This Week Vaccines Take the SpotlightBy Rodrigo Brugada | Thu, 05/27/2021 - 18:20
Vaccination is probably the most important topic in public health right now. As such, there is a well-justified sense of urgency to get vaccines and countries are doing all they can to ensure they can get more doses. This has led countries to seek to bring production within their borders and to make regional agreements for ensuring equity in distribution. Among other news, INSABI is taking steps forward to distribute medications, while the technological gap remains a problem for health. Read it all in this week’s roundup!
INSABI’s Distribution to Be Carried Out by Two Companies
While purchases for the health sector have been partially solved through UNOPS, INSABI had yet to assign distributors for the second half of the year. Now INSABI has decided to assign deliveries to two companies: Medica Farma Arcar and Vantage Servicios Integrales de Salud. Whether patients will finally have continuity in their treatment and better access to health remains to be seen.
Digitalization as a Social Determinant of Health
Digitalization is increasingly playing a significant role in healthcare in the form of medical devices and novelty software , which are increasing health literacy and treatment adherence. Still, poor access to technology blocks digitalization from generating a fully inclusive healthcare system. Digitalization has come to play a significant role in more than one SDH and poor or limited access to technology can have a significant impact on many of them. This is important in a country where many families in the country still lack access to internet.
Addressing the lack of technology access has become a global problem, and bridging these gaps might bring about better healthcare systems that can document overall population-level metrics, examine disparities, implement solutions and track changes over time. Ideally, digitalization’s goal is to offer less expensive healthcare with higher quality services.
Mexico’s Lost Health Workers
While the pandemic hit everywhere hard, Mexico’s health workers suffered disproportionate losses. Official reports estimate that the number of lives lost stands between 3,885 and 4,000, so far. There have been many controversies surrounding Mexico’s handling of the pandemic and its widespread effects. One of the most important complaints has to do with institutional violations and denial of proper PPE and vaccines.
Mexico needs to work harder to ensure safety for all its healthcare personnel, while also creating better infrastructure, working conditions, health professions education and quality of care.
Mexico’s Path Towards Herd Immunity
The Deputy Minister of Health Prevention and Promotion Hugo López-Gatell announced on a Tuesday press release that Mexico is on its way to achieve herd immunity against COVID-19. By his estimations, this social protection could come as early as August. Mexico is currently experiencing a sustained downward trend in new infections and will probably begin June with more than 15 percent of its population having received at least one dose of the vaccine. Moreover, previous infection can also confer immunity.
López-Gatell added that Mexico needs to reach about 75 percent of immune individuals to achieve this protection. For his part, President Andrés Manuel López Obrador stated that Mexico aims to ensure that the entirety of its population has received at least one dose of the COVID-19 vaccine by October.

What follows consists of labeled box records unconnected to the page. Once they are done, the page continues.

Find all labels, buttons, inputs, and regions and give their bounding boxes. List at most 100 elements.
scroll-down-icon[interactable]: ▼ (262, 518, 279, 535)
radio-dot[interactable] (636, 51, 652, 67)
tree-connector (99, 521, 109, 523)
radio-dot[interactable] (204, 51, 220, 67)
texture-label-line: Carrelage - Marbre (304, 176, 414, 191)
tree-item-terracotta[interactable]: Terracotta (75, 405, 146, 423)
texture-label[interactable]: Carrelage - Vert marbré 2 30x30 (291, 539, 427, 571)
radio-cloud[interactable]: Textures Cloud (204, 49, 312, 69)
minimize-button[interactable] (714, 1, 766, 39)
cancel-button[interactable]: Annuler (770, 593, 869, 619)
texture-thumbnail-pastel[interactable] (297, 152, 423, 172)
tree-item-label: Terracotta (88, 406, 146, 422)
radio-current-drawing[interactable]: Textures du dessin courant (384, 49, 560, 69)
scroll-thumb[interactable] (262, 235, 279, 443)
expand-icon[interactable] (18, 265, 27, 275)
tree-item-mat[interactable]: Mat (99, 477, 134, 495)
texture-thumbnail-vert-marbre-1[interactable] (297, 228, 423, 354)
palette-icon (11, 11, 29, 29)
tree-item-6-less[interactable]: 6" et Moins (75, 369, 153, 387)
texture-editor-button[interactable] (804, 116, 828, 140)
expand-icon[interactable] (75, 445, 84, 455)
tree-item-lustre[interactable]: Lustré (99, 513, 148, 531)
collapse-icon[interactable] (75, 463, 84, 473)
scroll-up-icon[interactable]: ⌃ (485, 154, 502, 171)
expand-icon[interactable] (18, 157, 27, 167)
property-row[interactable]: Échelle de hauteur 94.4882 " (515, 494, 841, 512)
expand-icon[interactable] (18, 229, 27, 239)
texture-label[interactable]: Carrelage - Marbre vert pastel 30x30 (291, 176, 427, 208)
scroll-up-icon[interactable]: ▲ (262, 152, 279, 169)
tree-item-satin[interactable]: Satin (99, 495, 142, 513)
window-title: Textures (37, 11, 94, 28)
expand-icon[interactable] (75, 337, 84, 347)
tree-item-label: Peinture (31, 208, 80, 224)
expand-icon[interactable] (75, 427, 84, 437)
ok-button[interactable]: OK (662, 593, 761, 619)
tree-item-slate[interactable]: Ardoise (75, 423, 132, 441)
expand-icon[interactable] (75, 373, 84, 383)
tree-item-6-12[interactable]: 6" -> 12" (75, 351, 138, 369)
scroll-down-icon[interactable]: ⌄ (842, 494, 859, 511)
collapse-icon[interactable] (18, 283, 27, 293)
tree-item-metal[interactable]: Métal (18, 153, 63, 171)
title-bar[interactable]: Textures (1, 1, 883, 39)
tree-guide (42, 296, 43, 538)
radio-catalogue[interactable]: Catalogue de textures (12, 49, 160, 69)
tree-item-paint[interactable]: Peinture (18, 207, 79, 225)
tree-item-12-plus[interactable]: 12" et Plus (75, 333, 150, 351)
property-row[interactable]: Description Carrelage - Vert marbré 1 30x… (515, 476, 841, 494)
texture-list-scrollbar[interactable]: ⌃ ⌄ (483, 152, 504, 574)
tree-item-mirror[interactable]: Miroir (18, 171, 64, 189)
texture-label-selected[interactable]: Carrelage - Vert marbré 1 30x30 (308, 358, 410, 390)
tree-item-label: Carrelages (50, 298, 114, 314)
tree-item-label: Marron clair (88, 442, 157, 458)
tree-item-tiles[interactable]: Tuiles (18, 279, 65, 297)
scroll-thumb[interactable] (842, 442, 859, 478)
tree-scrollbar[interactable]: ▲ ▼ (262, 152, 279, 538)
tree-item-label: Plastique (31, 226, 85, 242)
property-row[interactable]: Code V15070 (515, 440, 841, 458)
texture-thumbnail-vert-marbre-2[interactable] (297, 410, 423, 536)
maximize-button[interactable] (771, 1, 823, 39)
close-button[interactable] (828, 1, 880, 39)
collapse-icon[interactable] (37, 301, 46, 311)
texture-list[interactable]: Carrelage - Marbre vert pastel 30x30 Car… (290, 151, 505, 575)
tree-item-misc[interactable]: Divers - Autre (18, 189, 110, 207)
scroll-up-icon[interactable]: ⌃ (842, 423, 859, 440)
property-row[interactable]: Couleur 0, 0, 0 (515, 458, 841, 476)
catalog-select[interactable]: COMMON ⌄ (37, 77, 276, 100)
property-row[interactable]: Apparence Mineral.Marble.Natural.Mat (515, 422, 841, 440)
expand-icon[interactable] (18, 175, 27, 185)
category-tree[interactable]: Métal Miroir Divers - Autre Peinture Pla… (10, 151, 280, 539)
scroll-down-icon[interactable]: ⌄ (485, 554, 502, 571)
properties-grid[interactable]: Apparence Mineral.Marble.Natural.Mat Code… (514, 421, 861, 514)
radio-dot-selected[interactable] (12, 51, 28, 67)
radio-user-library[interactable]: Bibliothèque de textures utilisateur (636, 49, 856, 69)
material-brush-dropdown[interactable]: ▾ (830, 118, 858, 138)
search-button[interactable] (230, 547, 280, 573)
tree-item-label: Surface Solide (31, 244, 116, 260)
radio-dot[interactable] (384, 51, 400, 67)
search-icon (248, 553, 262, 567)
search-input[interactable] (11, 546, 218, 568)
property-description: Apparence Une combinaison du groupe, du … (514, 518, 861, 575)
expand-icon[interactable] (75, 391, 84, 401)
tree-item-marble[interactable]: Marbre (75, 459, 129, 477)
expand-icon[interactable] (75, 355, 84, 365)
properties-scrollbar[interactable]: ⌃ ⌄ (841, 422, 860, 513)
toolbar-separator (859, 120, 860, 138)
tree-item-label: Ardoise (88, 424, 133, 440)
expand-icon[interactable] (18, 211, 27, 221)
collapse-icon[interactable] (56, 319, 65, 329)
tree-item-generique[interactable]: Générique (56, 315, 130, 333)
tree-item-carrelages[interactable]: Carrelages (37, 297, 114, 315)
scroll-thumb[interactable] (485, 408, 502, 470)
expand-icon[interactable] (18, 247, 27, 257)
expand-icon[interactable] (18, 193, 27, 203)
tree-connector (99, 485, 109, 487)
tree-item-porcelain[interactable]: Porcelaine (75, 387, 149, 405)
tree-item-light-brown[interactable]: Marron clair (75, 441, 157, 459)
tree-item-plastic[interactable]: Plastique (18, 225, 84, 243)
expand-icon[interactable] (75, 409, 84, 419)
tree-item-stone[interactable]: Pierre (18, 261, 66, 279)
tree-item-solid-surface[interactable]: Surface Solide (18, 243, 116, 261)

Mexico's Vaccine Agreements: An Overview
Minister of Foreign Affairs Marcelo Ebrard introduced the Diplomatic Management Platform, which explains Mexico’s COVID-19 vaccine contracts, making Mexico one of the first countries in the world to make all operations and procedures to obtain COVID-19 vaccines transparent.
Mexico has so far received almost 35.5 million doses and has also begun packaging vaccines manufactured in Argentina for their distribution in Latin America. The country is expected to package 6.02 million CanSino and 25.78 million AstraZeneca doses.
Mexico, Argentina Joint Efforts for Latin America
Mexico and Argentina are reviewing the development of a joint platform to respond to health emergencies with a Latin American perspective, highlighting the importance of regional cooperation as Mexico is planning to send COVID-19 vaccines to other countries. The goal is that both countries can build a bridge from the north to the south of Latin America. It also aims to involve all countries in the region in the construction of a global pillar of development and well-being.
Meanwhile, Mexico has begun vaccinating teachers and pregnant women in the country, reaching over 26.47 million vaccinated people. In less than a month, total vaccinations more than doubled.
Mexico to Start More Vaccine Trials
Mexico, like the rest of the world, is in dire need of more vaccines. Mexico has currently approved six different vaccines and has five more undergoing clinical trials. Three more vaccines are scheduled to start trials soon: ARCoV developed by Walvax, VAT00008, developed by Sanofi-Pasteur, and Patria, developed by CONACyT-Avimex.
The ARCoV vaccine uses mRNA technology and is thermostable at room temperature for at least one week. Its phase III trial will involve 28,000 participants, 6,000 of which will be Mexican. The Sanofi-GSK vaccine uses recombinant protein subunits to elicit an immune response against the viral spike protein. Recruitment for this trial has not yet begun, but it will include 37,430 participants. The Patria vaccine will soon begin Phase I trials and will include 90 participants.